Multiple sclerosis (MS) is a neurological illness affecting approximately 400,000 people in the United States (National MS Society, n.d.). It is an autoimmune disease of the central nervous system characterized by neuronal inflammation, demyelination, and axonal loss. MS is most commonly diagnosed between the ages of 20 and 40 years and is 2‐3 times more prevalent in women than men. However, it has been diagnosed in children as young as 6 years old, and estimates place the number of children with MS in the United States at approximately 10,000 (MacAllister et al., 2005).

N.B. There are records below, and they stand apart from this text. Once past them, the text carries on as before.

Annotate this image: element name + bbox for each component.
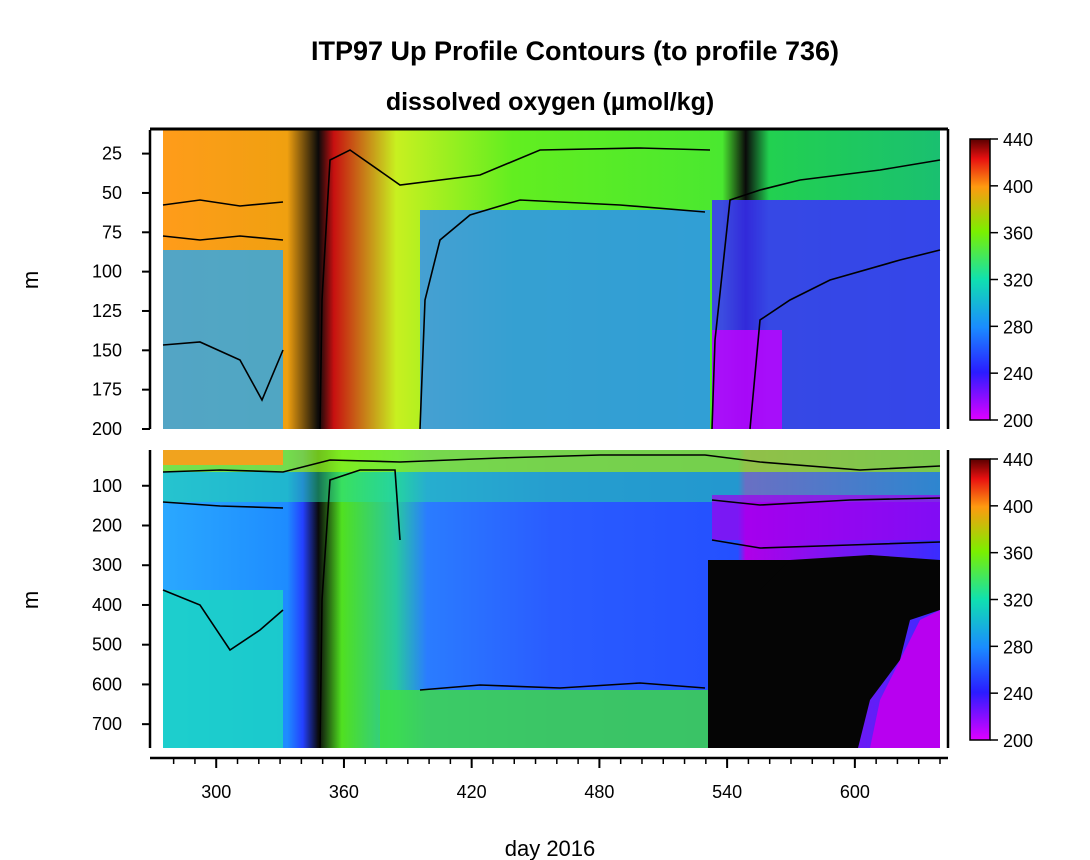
colorbar-tick-label: 240: [1003, 684, 1033, 704]
colorbar-tick-label: 400: [1003, 177, 1033, 197]
y-tick-label: 25: [102, 144, 122, 164]
y-tick-label: 500: [92, 635, 122, 655]
bottom-panel-contours: [162, 454, 941, 749]
bottom-colorbar-ticks: 440 400 360 320 280 240 200: [990, 450, 1033, 751]
contour-line: [749, 249, 941, 430]
bottom-y-label: m: [18, 591, 43, 609]
y-tick-label: 200: [92, 419, 122, 439]
x-axis-label: day 2016: [505, 836, 596, 860]
contour-line: [162, 341, 284, 402]
contour-line: [319, 147, 711, 430]
top-y-label: m: [18, 271, 43, 289]
contour-line: [319, 469, 401, 749]
contour-line: [162, 199, 284, 207]
contour-line: [162, 454, 941, 473]
colorbar-tick-label: 360: [1003, 544, 1033, 564]
contour-line: [162, 589, 284, 652]
bottom-panel: 100 200 300 400 500 600 700 300 360 420 480 540 600…: [18, 450, 1033, 860]
bottom-panel-layers: [163, 450, 940, 748]
bottom-violet-band: [712, 495, 940, 540]
y-tick-label: 400: [92, 595, 122, 615]
contour-line: [711, 539, 941, 549]
top-panel-axes: [148, 127, 950, 429]
top-deep-violet: [712, 330, 782, 429]
x-tick-label: 360: [329, 782, 359, 802]
contour-line: [162, 501, 284, 509]
bottom-deep-center: [380, 690, 710, 748]
bottom-colorbar: 440 400 360 320 280 240 200: [969, 450, 1033, 751]
y-tick-label: 150: [92, 340, 122, 360]
y-tick-label: 125: [92, 301, 122, 321]
colorbar-tick-label: 240: [1003, 364, 1033, 384]
top-colorbar-ramp: [969, 138, 991, 421]
bottom-panel-axes: [148, 450, 950, 760]
x-tick-label: 420: [457, 782, 487, 802]
y-tick-label: 200: [92, 515, 122, 535]
y-tick-label: 300: [92, 555, 122, 575]
colorbar-tick-label: 440: [1003, 450, 1033, 470]
top-panel-contours: [162, 147, 941, 430]
colorbar-tick-label: 280: [1003, 317, 1033, 337]
contour-line: [419, 199, 706, 430]
contour-line: [711, 497, 941, 506]
top-colorbar: 440 400 360 320 280 240 200: [969, 130, 1033, 431]
figure-titles: ITP97 Up Profile Contours (to profile 73…: [311, 36, 839, 116]
bottom-deep-right-mass: [708, 555, 940, 748]
bottom-surface-warm: [163, 450, 283, 465]
y-tick-label: 50: [102, 183, 122, 203]
x-tick-label: 300: [201, 782, 231, 802]
bottom-surface-layer: [163, 450, 940, 472]
top-colorbar-ticks: 440 400 360 320 280 240 200: [990, 130, 1033, 431]
top-deep-center: [420, 210, 710, 429]
y-tick-label: 100: [92, 262, 122, 282]
bottom-y-ticks: 100 200 300 400 500 600 700: [92, 476, 150, 734]
contour-line: [711, 159, 941, 430]
contour-line: [162, 235, 284, 241]
colorbar-tick-label: 440: [1003, 130, 1033, 150]
top-panel-deep-water: [163, 200, 940, 429]
colorbar-tick-label: 400: [1003, 497, 1033, 517]
y-tick-label: 600: [92, 674, 122, 694]
bottom-deep-left: [163, 590, 283, 748]
y-tick-label: 700: [92, 714, 122, 734]
x-tick-label: 540: [712, 782, 742, 802]
y-tick-label: 175: [92, 380, 122, 400]
y-tick-label: 75: [102, 222, 122, 242]
top-y-ticks: 25 50 75 100 125 150 175 200: [92, 144, 150, 439]
colorbar-tick-label: 320: [1003, 271, 1033, 291]
y-tick-label: 100: [92, 476, 122, 496]
bottom-colorbar-ramp: [969, 458, 991, 741]
chart-subtitle: dissolved oxygen (µmol/kg): [386, 88, 714, 116]
contour-line: [419, 682, 706, 691]
chart-title: ITP97 Up Profile Contours (to profile 73…: [311, 36, 839, 66]
bottom-deep-right-violet: [870, 610, 940, 748]
colorbar-tick-label: 200: [1003, 411, 1033, 431]
x-tick-label: 600: [840, 782, 870, 802]
top-panel: 25 50 75 100 125 150 175 200 m 440 400 360 320 280 2…: [18, 127, 1033, 439]
top-deep-left: [163, 250, 283, 429]
x-tick-label: 480: [584, 782, 614, 802]
colorbar-tick-label: 200: [1003, 731, 1033, 751]
bottom-x-ticks: 300 360 420 480 540 600: [172, 758, 941, 802]
colorbar-tick-label: 360: [1003, 224, 1033, 244]
colorbar-tick-label: 320: [1003, 591, 1033, 611]
colorbar-tick-label: 280: [1003, 637, 1033, 657]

Nearly all MS patients (approximately 85%) are initially diagnosed with the relapsing‐remitting course of the disease. Relapsing‐remitting MS (RRMS) is characterized by periods of relapse and periods of stability. During relapse, symptoms may include difficulty seeing, extreme fatigue, gait problems, and sensory symptoms such as pain, dysesthesias, parasthesias, and bladder or bowel problems. As the disease progresses, other symptoms, such as cognitive dysfunction, depression, emotional lability, spasticity, and tremors, become more common. About half of the adult patients diagnosed with MS will have significant difficulty with ambulation and will require assistance within 15 years of diagnosis (National MS Society, n.d.).

In most MS patients, the disease progresses to secondary‐progressive MS (SPMS), which is characterized by fewer relapses but increasing disability over time. Patients with SPMS have a slow functional decline with more permanent symptoms, increasing disability, and cognitive impairment. According to some natural history studies, of the 85% of MS patients who start with RRMS, more than 50% will develop SPMS within 10 years, and 90% will develop it within 25 years (National MS Society, n.d.).

Disease‐modifying agents have been available in the United States since the early 1990s. These medications are generally prescribed for patients with RRMS; however, they can be useful for SPMS patients. They are available as either intravenous (IV) injections, such as natalizumab (Tysabri; Elan Corp. and Biogen Idec, Inc., 2006), or intramuscular injections, such as interferon beta‐1a (Avonex; Biogen Idec Inc., 2006; Rebif; Serono, Inc., 2006), interferon beta‐1b (Betaseron; Berlex Laboratories, 2006), and glatiramer acetate (Copaxone; Teva Neuroscience, Inc., 2006). These medications modify the natural course of the disease by decreasing relapses, lesions detectable by magnetic resonance imaging (MRI), and/or disability by 30%‐60%. However, these treatments do not cure the disease and many patients experience exacerbations and disease progression (Holland & Northrup, 2006).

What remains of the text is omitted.